Before a new week of work begins—work so heavy I’m developing a pain in my elbow and another one down in my wrist—I feel obliged to salute one of the great holidays. Obliged by whom, or by what? By the blogger’s imperative, I guess, to send forth remarks into the mute and unresponsive universe. It’s a love impulse, I assure you.

However, Valentine’s day is essentially a private occasion. An occasion for couples to indulge themselves however they think best. To splurge on that rib-eye streak, open that bottle of Glen Carlou chardonnay (South Africa) or some strange and long-forgotten red from the cellar such as the Capitel de’ Roari Amarone della Valpolicella 2003 that I’m looking at right now. The word Amarone sounds romantic, though the wine itself is the result of a late-harvest process known as appassimento or rasinate (Italian for “to dry and shrivel”) which concentrates the remaining sugars and flavors, making the wine “raisin-like.”

Asparagus is also likely to be on the menu.

This combination of privacy and shared indulgence can be delightful, of course, whatever form it takes, and its sanctification in a holiday may help us shake off the ever-present feeling that all pleasures are guilty pleasures until we make an effort to extend them as widely as possible to those less fortunate than we are.

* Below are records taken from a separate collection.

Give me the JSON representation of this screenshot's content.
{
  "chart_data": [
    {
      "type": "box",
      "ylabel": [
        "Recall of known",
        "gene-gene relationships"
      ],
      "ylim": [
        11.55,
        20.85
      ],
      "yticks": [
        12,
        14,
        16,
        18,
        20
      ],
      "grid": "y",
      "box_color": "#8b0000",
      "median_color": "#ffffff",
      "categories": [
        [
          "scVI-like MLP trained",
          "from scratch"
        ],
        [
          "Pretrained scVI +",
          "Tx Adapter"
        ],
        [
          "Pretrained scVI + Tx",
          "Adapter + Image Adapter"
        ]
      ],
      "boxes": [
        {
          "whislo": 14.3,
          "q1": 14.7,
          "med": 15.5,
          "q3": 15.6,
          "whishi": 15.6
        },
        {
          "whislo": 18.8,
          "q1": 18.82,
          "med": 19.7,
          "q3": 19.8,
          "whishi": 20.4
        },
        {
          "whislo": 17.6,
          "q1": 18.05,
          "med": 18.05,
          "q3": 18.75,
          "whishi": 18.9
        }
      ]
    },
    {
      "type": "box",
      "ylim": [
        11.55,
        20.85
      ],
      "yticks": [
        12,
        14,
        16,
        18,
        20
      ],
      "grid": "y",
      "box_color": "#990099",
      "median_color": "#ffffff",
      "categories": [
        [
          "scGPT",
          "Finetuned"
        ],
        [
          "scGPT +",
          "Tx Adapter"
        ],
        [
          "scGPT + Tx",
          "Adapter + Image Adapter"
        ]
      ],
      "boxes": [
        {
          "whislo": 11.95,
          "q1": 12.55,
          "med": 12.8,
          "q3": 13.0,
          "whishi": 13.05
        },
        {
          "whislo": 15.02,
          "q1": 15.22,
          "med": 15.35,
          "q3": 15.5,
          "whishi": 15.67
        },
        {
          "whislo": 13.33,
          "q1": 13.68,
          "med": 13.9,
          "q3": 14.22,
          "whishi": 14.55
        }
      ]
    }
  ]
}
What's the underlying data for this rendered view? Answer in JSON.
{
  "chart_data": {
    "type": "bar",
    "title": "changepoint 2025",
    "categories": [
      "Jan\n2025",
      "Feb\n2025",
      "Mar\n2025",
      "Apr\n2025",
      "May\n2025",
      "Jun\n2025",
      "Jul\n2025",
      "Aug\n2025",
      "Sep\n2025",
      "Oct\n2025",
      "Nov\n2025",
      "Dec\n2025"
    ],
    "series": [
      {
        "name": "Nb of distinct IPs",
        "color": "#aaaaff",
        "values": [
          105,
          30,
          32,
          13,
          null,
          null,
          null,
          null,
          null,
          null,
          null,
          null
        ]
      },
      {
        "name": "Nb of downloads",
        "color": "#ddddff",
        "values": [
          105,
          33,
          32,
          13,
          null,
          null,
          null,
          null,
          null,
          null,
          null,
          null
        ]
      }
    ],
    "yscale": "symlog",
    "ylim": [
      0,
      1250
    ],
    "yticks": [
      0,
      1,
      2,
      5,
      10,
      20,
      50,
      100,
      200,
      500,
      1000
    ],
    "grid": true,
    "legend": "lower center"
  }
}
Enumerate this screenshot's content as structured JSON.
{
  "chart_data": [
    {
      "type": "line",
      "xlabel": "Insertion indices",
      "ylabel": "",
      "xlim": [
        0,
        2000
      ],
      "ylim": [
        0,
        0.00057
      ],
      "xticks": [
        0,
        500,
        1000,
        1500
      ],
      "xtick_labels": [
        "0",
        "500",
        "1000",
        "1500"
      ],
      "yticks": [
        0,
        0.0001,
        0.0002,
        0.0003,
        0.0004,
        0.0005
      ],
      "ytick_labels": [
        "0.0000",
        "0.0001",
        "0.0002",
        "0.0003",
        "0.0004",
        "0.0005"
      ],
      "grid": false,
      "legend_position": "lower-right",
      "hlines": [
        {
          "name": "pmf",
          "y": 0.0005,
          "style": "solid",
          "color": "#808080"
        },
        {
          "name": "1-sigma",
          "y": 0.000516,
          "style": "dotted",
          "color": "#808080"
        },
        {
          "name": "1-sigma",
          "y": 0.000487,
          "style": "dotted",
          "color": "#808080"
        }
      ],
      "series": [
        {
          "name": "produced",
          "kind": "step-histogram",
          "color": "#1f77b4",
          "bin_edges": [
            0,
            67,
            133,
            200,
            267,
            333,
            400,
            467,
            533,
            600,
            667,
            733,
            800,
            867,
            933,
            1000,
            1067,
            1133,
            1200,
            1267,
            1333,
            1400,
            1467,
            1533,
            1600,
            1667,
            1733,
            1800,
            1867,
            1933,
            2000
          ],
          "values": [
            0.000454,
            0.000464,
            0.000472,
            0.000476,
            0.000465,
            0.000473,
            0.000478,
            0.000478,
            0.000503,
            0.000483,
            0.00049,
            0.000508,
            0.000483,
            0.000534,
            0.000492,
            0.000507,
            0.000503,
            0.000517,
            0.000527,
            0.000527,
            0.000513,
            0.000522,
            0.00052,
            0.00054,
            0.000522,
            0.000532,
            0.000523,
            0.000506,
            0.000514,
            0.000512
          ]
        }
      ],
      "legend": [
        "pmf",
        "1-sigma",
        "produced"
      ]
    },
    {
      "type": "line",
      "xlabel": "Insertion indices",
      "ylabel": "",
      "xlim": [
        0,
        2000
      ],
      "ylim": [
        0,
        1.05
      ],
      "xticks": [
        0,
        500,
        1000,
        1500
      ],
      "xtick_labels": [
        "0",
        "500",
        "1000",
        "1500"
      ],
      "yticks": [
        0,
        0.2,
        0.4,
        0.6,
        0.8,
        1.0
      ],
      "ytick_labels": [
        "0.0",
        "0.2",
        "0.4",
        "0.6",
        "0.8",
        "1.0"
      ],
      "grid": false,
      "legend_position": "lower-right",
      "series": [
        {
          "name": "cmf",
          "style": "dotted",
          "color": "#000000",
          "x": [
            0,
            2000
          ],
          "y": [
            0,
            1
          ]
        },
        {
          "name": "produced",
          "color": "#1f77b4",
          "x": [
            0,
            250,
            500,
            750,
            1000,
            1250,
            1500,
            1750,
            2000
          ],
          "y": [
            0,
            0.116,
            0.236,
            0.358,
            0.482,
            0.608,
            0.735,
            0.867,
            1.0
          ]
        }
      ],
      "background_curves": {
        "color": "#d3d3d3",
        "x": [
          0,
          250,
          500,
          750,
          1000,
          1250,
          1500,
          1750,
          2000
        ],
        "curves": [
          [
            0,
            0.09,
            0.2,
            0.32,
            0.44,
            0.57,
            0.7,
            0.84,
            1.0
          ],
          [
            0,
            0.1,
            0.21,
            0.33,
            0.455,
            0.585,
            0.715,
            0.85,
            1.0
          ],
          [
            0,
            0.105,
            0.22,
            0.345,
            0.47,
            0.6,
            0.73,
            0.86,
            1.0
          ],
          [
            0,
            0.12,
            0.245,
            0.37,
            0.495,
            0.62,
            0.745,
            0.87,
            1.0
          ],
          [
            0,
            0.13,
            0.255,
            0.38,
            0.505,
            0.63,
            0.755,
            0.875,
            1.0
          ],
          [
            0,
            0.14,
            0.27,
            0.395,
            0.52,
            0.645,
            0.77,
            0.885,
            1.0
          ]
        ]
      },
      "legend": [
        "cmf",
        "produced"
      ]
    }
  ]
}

There are times for extending our concern, and times for focusing our affection near-at-hand—concern and affection being two different things in any case.

These two impulses came together, I guess, back in grade school, when we were all required to exchange valentines with everyone else in the class, stuffing them into cardboard boxes we'd decorated with construction paper and snippets of red and white paper doilies. Most of these cards had some form of "I Love You" as the message on the inside. For some reason, I found the ones that had "not really" hand-written in parentheses on the bottom strangely disquieting.

On Saturday we went to hear a wise man from West Africa, Malidoma Somé, speak at Augsburg College. The gist of the presentation was familiar enough. Each of us has a mission. Each of us wants to be recognized for who we are—though “who we are” remains a mystery. Everything we experience is an initiation…and a homecoming. Grandparents and grandchildren get along well together because the one just came from where the other will soon be going.

Much of it sounded to me like Platonism, distilled and purified by village experience. The idea of making an effort to "recognize" others might be part of the Valentine message.

This morning the very earth has a big smile on its face, with melt-water trickling down the gutter-pipes and vast puddles giving a marvelous sheen to streets and sidewalks everywhere. At such a time I’m not much inclined to reexamine the theories of Rene de Rougemont (Love in the Western World) or Octavio Paz (The Double Flame: Love and Eroticism). Rather, I open a book of poems called What I Love, by the Greek poet Odysseas Elytis, and read:

Emotion. The leaves tremble living together and living apart on the poplars sharing the wind.

Then I open the door to the deck, and breath in a few lungs-full of moist 40-degree air. The wind’s no longer howling like it was last night, but for the first time in months, it carries hints that are strangely, pleasantly reminiscent of California.

More time for that later. Right now I've got some grocery shopping to do.